Mouths wide open, the servants look down at the strange objects scattered on the flagstones: a golden disk, a golden cup and a single huge black hand.
Then they look up, squinting into the small square of blue above them. They are amazed to see Lady Isola up there, bellowing like a bull into the bright, cold air. She is normally so fat and so sleepy.
‘You! Come here!’ commands Isola. ‘Bring paper and something to write with.’
They assume she’s gone mad, of course, but she is the daughter of the Duke. Dropping their beaters, they run to obey.
9
Frozen Flame
Only recently has it occurred to me that Nicola was also young. She was nine years older than me, and at the time she seemed wonderfully knowing and grown-up, with a husband and kids and everything, but she was only twenty-eight.
She was a mature student on the same course as me at Bristol Poly.
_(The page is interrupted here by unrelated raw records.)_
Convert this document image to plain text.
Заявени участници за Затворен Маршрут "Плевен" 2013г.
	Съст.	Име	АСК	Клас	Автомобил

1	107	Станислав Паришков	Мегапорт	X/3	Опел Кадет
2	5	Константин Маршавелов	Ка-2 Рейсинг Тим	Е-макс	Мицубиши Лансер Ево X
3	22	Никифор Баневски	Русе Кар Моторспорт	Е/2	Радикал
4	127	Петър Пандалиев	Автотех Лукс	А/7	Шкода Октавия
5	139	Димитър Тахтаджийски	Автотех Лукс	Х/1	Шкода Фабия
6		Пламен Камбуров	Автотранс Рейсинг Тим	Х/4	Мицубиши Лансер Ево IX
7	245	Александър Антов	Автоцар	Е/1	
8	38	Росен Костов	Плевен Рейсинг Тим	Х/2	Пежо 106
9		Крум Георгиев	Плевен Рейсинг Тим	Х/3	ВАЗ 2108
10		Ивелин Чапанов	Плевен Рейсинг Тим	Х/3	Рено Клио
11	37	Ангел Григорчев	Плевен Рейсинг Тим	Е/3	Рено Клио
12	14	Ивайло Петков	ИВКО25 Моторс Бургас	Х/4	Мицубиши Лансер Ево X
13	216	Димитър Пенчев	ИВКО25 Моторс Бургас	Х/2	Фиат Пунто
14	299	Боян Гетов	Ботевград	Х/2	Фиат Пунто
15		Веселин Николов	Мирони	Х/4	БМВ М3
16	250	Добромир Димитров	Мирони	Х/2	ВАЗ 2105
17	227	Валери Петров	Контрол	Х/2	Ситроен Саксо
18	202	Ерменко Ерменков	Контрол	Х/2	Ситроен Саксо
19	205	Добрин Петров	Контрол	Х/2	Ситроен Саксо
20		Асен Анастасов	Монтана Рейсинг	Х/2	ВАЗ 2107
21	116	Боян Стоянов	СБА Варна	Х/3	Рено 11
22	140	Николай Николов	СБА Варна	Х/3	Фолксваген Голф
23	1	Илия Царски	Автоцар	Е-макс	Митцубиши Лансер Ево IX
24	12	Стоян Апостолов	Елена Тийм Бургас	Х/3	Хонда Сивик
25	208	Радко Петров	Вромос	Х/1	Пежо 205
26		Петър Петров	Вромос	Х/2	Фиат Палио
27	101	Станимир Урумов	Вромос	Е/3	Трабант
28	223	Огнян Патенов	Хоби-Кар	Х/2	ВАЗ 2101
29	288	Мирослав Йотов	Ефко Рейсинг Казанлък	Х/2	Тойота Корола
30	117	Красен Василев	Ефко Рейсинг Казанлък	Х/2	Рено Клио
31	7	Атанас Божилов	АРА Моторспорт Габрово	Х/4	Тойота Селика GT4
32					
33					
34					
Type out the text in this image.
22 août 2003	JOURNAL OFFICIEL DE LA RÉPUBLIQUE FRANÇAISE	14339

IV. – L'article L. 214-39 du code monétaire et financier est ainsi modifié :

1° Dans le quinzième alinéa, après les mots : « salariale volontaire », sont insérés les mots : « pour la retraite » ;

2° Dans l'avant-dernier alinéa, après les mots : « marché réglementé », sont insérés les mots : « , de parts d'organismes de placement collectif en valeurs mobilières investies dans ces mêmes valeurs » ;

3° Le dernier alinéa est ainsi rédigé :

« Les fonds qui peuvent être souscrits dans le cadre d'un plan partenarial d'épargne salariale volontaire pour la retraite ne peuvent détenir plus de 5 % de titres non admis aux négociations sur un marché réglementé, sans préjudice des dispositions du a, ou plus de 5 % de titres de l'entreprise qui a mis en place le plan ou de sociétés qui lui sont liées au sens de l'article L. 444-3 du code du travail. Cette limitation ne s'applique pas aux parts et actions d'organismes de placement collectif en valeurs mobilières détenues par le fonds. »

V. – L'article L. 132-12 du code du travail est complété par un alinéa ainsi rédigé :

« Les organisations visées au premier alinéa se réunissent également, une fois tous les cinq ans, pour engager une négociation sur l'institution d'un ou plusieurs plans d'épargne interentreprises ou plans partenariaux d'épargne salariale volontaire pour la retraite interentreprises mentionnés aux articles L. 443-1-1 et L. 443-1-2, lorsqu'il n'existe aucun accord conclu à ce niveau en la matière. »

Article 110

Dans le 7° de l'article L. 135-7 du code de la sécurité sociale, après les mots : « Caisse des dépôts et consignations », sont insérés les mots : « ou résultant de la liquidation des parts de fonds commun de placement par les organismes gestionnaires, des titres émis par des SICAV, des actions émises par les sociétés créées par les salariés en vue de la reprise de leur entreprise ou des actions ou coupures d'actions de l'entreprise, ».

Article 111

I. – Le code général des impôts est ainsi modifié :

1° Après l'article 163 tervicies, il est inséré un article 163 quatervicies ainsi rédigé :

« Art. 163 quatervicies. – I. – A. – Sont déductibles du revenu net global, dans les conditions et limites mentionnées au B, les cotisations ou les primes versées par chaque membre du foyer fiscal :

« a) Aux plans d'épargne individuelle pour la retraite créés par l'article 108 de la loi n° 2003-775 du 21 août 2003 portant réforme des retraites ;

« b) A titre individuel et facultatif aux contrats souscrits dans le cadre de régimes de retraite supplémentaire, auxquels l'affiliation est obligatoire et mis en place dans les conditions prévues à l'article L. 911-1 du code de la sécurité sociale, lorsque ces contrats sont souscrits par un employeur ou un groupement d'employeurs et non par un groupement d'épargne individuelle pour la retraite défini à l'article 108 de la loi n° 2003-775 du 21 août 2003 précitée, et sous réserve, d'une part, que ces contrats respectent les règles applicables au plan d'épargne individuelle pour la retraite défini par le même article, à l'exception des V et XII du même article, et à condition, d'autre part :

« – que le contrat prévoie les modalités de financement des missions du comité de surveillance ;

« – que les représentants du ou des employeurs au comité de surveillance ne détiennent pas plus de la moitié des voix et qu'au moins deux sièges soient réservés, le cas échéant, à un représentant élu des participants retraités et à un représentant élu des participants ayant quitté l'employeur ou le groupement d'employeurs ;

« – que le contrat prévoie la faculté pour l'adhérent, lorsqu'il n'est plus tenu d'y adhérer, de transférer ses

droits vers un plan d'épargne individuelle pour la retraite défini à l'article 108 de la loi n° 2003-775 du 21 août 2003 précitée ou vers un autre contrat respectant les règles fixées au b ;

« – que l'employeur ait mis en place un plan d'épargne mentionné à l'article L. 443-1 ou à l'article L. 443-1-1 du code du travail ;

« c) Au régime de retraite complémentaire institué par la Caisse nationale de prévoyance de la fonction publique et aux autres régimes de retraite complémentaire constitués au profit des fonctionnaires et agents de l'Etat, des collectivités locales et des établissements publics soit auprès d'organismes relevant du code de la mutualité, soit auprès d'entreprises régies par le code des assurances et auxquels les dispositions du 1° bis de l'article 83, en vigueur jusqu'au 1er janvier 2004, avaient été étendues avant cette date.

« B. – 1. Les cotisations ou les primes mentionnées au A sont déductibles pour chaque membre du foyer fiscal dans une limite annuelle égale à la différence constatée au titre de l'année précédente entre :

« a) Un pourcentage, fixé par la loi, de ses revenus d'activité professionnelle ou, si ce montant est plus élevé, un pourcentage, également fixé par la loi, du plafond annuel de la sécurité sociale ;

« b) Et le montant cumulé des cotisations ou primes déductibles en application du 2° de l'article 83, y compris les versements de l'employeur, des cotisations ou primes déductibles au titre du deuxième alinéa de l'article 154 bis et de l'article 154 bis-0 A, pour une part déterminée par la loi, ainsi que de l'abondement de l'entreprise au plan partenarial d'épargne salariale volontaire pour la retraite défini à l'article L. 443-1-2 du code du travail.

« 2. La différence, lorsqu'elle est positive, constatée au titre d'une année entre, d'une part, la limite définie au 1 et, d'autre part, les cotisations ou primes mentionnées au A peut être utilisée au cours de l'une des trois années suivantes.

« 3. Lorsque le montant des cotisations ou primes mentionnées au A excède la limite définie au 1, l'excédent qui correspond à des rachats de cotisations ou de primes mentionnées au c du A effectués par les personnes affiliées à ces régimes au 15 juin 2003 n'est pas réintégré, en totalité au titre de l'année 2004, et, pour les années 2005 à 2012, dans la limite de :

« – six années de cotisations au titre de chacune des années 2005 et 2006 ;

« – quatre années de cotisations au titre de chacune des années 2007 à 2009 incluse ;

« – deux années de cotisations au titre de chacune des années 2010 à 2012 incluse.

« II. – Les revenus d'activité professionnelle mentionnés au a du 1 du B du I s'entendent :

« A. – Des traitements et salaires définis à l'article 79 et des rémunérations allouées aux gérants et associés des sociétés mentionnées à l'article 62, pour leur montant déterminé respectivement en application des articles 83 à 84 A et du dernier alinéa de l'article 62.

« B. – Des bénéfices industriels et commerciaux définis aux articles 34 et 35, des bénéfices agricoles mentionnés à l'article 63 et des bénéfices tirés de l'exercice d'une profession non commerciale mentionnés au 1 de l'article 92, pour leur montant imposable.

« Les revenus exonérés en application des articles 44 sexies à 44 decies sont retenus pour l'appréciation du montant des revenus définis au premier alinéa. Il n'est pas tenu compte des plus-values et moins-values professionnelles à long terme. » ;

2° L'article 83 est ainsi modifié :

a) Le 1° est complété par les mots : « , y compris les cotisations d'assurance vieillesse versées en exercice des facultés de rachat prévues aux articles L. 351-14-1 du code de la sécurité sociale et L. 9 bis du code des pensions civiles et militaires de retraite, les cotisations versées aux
We got talking one day, in the little café attached to the library, about a coursework project we’d been set, and we agreed to meet again from time to time to support each other. I assumed she’d latched onto me because she thought I’d be useful to her. I was a very bright student and, though she was very able herself, she’d left school at sixteen and hadn’t played the academic game for a long time. So I guessed it was me that was going to help her, and not the other way round, but I was perfectly happy to play along, just for the pleasure of her company. She was lively, full of irreverent energy, and very quick to laugh and smile. She also swore a lot and, in seminars, she and another mature student, her terrifyingly beautiful friend Fay, spoke about sex in a frank and matter-of-fact way which I found fascinating and disturbing in equal measure, a window into a world which I longed to inhabit but had no idea how to reach.
It was the third time I met with Nicola, this time in a little hippie place a mile or so from the campus, that I first realised there was more to this than just helping her with her coursework. We’d met at 11, and, after two cups of coffee, had got to 12 o’clock without even mentioning the project. I was a creature of doubt, but even I had to admit to myself that there was really no doubt about it: an attractive, properly grown-up woman was enjoying my company for its own sake. She even laughed at my jokes.
Nicola seemed to notice some change in my face as I registered this, for she smiled, reached over and lightly cupped her hand over mine.
‘We’re two of a kind in some ways, aren’t we?’ she said.